Last winter, Massachusetts voters did more than deliver a stunning rebuke to the transformative agenda obdurately pursued by President Barack Obama, House Speaker Nancy Pelosi, Senate Majority Leader Harry Reid, and their minions. They also gave Democrats a potentially useful hint for this fall: tack to the center and perhaps voters can yet be mollified.
No doubt several factors were involved in Scott Brown’s January victory in which he became the first Republican in Massachusetts in almost fifty years to win election to the United States Senate. Attorney General Martha Coakley ran an atrocious campaign; Brown ran an excellent one. A persistent 10 percent unemployment rate soured voters on the party that controls the presidency and, by large margins, both houses of Congress.
But even in that unfavorable environment, Massachusetts remains a state in which Democrats outnumber Republicans three to one. A Democratic nominee for the Senate seat that Edward M. Kennedy held for forty-six years might have prevailed had it not been for Obama’s uncompromising determination, in the face of a historic economic crisis, to focus his party on passing (ultimately without a single Republican vote) comprehensive health care reform.

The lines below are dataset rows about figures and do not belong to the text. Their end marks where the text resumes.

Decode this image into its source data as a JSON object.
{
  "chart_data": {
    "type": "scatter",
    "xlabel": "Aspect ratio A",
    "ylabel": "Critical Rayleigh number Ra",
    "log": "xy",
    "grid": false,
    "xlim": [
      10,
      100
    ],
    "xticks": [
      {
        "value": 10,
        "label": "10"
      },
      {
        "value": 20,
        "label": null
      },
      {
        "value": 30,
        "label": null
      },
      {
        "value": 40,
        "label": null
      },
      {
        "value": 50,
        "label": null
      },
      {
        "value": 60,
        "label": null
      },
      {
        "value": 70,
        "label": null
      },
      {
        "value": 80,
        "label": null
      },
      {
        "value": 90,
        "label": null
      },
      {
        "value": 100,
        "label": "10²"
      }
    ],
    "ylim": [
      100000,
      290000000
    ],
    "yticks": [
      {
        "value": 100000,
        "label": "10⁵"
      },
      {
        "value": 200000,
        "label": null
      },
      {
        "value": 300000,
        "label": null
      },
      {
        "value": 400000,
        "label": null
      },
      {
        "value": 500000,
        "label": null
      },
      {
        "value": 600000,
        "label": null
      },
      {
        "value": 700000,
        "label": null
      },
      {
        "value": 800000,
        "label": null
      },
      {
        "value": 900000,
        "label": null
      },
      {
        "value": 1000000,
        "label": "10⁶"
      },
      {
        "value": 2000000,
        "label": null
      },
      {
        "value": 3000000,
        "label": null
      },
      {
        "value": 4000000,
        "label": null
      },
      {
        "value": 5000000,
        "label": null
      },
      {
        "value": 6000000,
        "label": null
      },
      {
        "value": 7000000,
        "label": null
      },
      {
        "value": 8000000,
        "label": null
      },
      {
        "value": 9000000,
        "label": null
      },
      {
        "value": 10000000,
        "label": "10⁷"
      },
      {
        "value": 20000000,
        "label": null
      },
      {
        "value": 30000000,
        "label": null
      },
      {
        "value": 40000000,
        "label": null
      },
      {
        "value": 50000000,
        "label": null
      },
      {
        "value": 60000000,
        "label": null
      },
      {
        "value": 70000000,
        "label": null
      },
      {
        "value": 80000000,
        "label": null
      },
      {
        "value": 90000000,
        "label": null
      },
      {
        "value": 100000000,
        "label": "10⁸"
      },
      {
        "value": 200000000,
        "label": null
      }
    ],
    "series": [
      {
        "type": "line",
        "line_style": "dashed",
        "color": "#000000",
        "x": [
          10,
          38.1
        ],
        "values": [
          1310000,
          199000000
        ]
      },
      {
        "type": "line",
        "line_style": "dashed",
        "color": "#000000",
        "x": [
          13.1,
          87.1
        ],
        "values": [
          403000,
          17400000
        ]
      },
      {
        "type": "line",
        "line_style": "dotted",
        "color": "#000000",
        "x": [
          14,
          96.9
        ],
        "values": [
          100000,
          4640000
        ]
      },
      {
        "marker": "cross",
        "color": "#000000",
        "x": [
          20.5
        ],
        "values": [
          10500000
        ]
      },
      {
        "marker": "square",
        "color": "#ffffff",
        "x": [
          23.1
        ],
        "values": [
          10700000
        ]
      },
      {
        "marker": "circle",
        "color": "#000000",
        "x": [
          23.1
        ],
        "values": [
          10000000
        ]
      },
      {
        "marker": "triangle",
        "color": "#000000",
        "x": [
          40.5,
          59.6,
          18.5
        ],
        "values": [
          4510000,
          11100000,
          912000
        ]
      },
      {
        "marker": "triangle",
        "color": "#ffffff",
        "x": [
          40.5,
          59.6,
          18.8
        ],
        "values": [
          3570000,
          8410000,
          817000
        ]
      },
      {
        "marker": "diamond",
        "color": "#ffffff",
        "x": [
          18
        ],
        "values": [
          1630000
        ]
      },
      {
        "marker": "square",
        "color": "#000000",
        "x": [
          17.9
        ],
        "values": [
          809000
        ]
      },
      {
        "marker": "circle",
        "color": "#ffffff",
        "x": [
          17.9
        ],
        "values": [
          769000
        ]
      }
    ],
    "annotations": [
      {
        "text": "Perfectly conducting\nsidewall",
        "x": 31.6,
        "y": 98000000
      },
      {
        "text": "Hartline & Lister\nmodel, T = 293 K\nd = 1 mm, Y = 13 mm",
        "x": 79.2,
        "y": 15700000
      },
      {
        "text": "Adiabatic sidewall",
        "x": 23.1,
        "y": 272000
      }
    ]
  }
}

During the several months leading up to the Massachusetts Senate election, polls showed that Democrats were bleeding moderates and independents. Evidence accumulated that these disgruntled, disillusioned voters—crucial to the Democrats’ 2008 triumph and crucial to a GOP comeback—disliked the emphasis on comprehensive health care reform and instead wanted the president and Congress to concentrate on creating jobs and controlling the skyrocketing deficit.
These voters let it be known that they preferred a less costly, more limited government than the grandiose one Democrats in Washington were busy crafting. Yet the president and party leaders gave the distinct impression that they cared as little about moderates’ and independents’ views as they did about those of Republicans. Unfortunately for the Democratic leaders, Republicans plus moderates and independents constitute a substantial electoral majority.
The relentlessness with which Democrats pursued an extremely partisan vision of health care reform suggested that members of team Obama had been poor students of the American people’s preference for political moderation. This preference was clear the last time a Democrat held the White House.
In 1994, with the economy on the mend, Bill and Hillary Clinton’s ill-conceived efforts at comprehensive health care reform did at least as much as Newt Gingrich and the Contract With America to provoke voters to send Republican majorities to the Senate and, for the first time since 1952, the House.
President Clinton got the message. In 1996, he shifted to the center and, teaming up with the Republican Congress, signed into law fundamental welfare reform that reflected both conservative and progressive convictions.
In the late 1990s, Republicans too showed that they did not grasp that moderation in Washington is a virtue prized by voters. Taken together, the House’s impeachment of Clinton and the Senate’s acquittal probably captured the nuanced view, consistent with measures of majority opinion, that although Clinton deserved a public reproach for his disreputable and perhaps unlawful conduct in connection to independent counsel Kenneth Starr’s investigation, his offenses did not warrant removal from office. By proceeding along partisan lines, however, the Republican-directed inquiry, impeachment, and Senate trial laid the foundations for the view—common today among moderates, independents, and not a few economic or libertarian conservatives—that the Republican Party is dominated by intolerant moralists.
Scott Brown’s victory has given Obama and the Democratic Party an excellent reminder that the American people desire to be governed moderately. Failure to seize the opportunity—if only to save their own skins—will reflect political foolishness or a bullheaded devotion to a divisive partisan agenda, or both.